が、日向もだいぶ大きくなり、俺と一緒に浴槽に入るのは、かなり難しくなっていたのは事実だが、それでも俺は一緒に入りたかった。
唯一、男と男の時間だったからだ。
日向におそるおそる「1人では入りたかろう?」と聞いたら、「うん」と言ったので、諦めた。娘を嫁に撮られた気分だ。
これでまともに話が出来るのは夕食の時間だけになってしまった。
俺は外では「褒め上手」として有名だが、日向を特別に褒めることは全くない。
せいぜい「がんばったね」くらいだ。
「勉強しなさい」とだけは口が裂けても言わないと決意している。
成績に関しては、「テニスもテストも、勝負事は絶対に勝たなければいけない」とはよく言う。
テストの点数なんてどうでもいい。
でももし、悪い点数を悔しかったと思うなら、次には絶対100点を取ってやる、という気概は持って欲しい。
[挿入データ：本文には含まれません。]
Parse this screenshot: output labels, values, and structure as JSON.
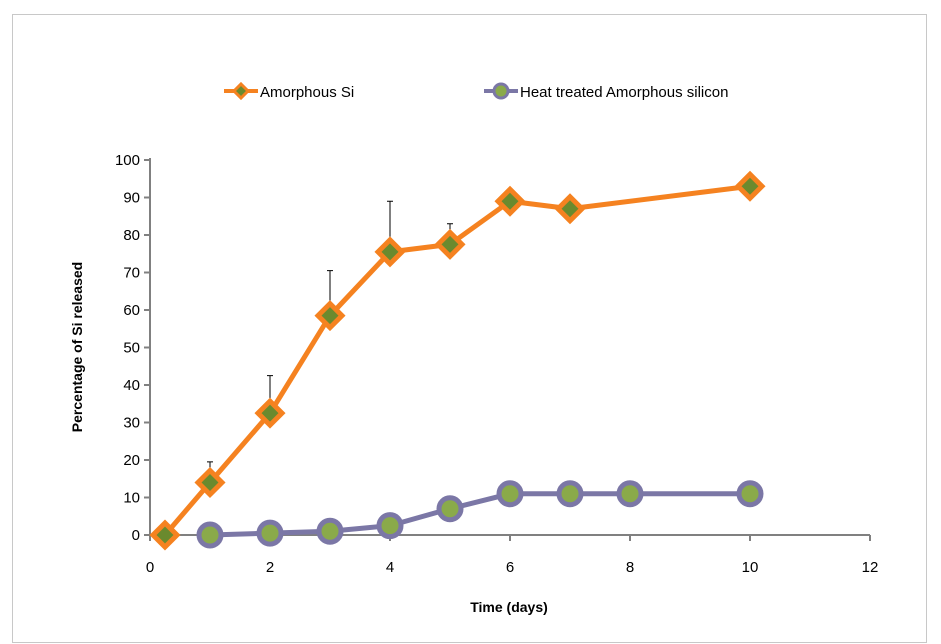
{
  "chart_data": {
    "type": "line",
    "xlabel": "Time (days)",
    "ylabel": "Percentage of Si released",
    "xlim": [
      0,
      12
    ],
    "ylim": [
      0,
      100
    ],
    "xticks": [
      0,
      2,
      4,
      6,
      8,
      10,
      12
    ],
    "yticks": [
      0,
      10,
      20,
      30,
      40,
      50,
      60,
      70,
      80,
      90,
      100
    ],
    "grid": false,
    "legend_position": "top",
    "series": [
      {
        "name": "Amorphous Si",
        "color": "#f58220",
        "marker": "diamond",
        "marker_fill": "#6a8a2e",
        "x": [
          0.25,
          1,
          2,
          3,
          4,
          5,
          6,
          7,
          10
        ],
        "y": [
          0,
          14,
          32.5,
          58.5,
          75.5,
          77.5,
          89,
          87,
          93
        ],
        "error": [
          0,
          5.5,
          10,
          12,
          13.5,
          5.5,
          0,
          0,
          0
        ]
      },
      {
        "name": "Heat treated Amorphous silicon",
        "color": "#7b77a6",
        "marker": "circle",
        "marker_fill": "#8aaa4a",
        "x": [
          1,
          2,
          3,
          4,
          5,
          6,
          7,
          8,
          10
        ],
        "y": [
          0,
          0.5,
          1,
          2.5,
          7,
          11,
          11,
          11,
          11
        ],
        "error": [
          0,
          0,
          0,
          0,
          0,
          0,
          0,
          0,
          0
        ]
      }
    ]
  }
}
俺の方からテストのことを話すことはないのだが、昨日、なんとなくふと思い出したことをつい言ってしまった。
「この間のテスト、国語は学年でトップだったんだろう?」
「うん。みんなから、どうやったら国語でそんな高得点が取れるのかと、不思議そうに聞かれる」
と言っていた。
日向は、宿題以外、一切勉強しない。
国語の点数だけがずば抜けて良いのは、ただ「読書が好き」だからだ。
たしかゼロ歳の時から、嫁が読み聞かせをしていたはずだ。
日向にとって、本は空気を吸うのと同じくらい、普通のことであった。
熱中したのは読書だけだった。
今はiPodで動画に熱中している。
青春時代は何かに熱中することが一番大事だ。
それだけでいい。
俺は今、空手やオーディオに熱中している。
だから今も、青春時代を生きている。
青春時代とは「熱中時代」なのだ。
でもこんなことを話しても、日向は「ふーん」で終わってしまう。
まあ、わからないものは、わからないな。
小学校のミニバスケ部、お別れ試合の日の写真。